Bab 10 : dr. Nathanael Adams
Mobil hitam itu melaju dengan pelan, perlahan-lahan menepi kemudian berhenti tepat di depan sebuah toko bunga, Carnation florist. Sesaat kemudian keluarlah seorang pria dengan menggendong putrinya dari dalam mobil tersebut. Langkah panjangnya tergesa memasuki pintu kaca toko, membuat lonceng yang terpasang di atas daun pintu itu berbunyi. Sepertinya ia sedang terburu-buru.
Tisha yang berjaga di meja kasir segera menyambut calon pelanggannya dengan senyuman cerah andalannya.
"Selamat datang di Carnation florist. Ada yang bisa kami bantu, Tuan?" sapa gadis itu, ramah.
Ketika mata biru itu menatap tepat pada kedua iris mata Tisha, gadis itu terdiam. Ia seperti pernah melihat pria itu sebelumnya.
"Saya ingin memesan sebuah karangan bunga," ucap pria itu, menyentak Tisha dari lamunan.
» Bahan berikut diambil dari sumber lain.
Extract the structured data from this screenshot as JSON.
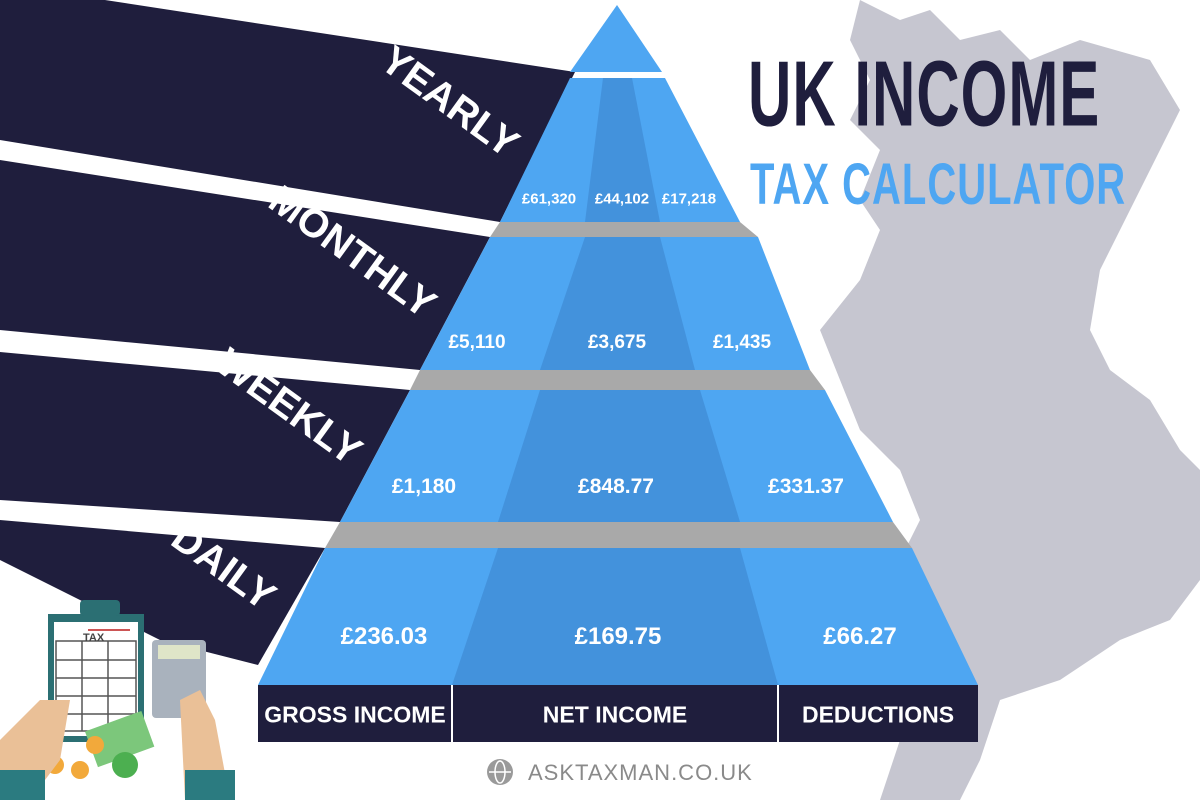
{
  "title": {
    "line1": "UK INCOME",
    "line2": "TAX CALCULATOR"
  },
  "periods": [
    {
      "label": "YEARLY",
      "gross": "£61,320",
      "net": "£44,102",
      "deductions": "£17,218"
    },
    {
      "label": "MONTHLY",
      "gross": "£5,110",
      "net": "£3,675",
      "deductions": "£1,435"
    },
    {
      "label": "WEEKLY",
      "gross": "£1,180",
      "net": "£848.77",
      "deductions": "£331.37"
    },
    {
      "label": "DAILY",
      "gross": "£236.03",
      "net": "£169.75",
      "deductions": "£66.27"
    }
  ],
  "columns": [
    "GROSS INCOME",
    "NET INCOME",
    "DEDUCTIONS"
  ],
  "illustration": {
    "clipboard_label": "TAX"
  },
  "footer": {
    "site": "ASKTAXMAN.CO.UK",
    "icon": "globe-icon"
  },
  "colors": {
    "navy": "#1f1e3d",
    "blue": "#4ea6f2",
    "blue_dark": "#4392dc",
    "gray": "#a9a9a9",
    "map": "#c5c5cf"
  }
}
"Ah, iya. Baiklah." Tisha berucap dengan sedikit kikuk, tangan kanannya mengangsurkan sebuah buku kecil beserta pulpennya pada pria di depannya. "Silakan tulis nama pengirim, nama penerima, alamat tujuan, serta ucapannya di sini, Tuan." Gadis itu kembali tersenyum, kepala cantiknya masih mencoba menggali ingatan tentang pria tampan itu.
Sedangkan gadis kecil dalam gendongan pria itu terlihat meronta meminta diturunkan saat pria—yang sepertinya ayahnya—itu menuliskan sesuatu pada buku tadi. Pandangan mata biru cantiknya berkilau ketika melihat sosok Reanna melintas dengan membawa keranjang berisi bunga berbagai warna di belakang punggung sang ayah, hingga pada akhirnya langkah kaki kecil itu berlari ke arah gadis cantik yang sepertinya belum menyadari kehadirannya.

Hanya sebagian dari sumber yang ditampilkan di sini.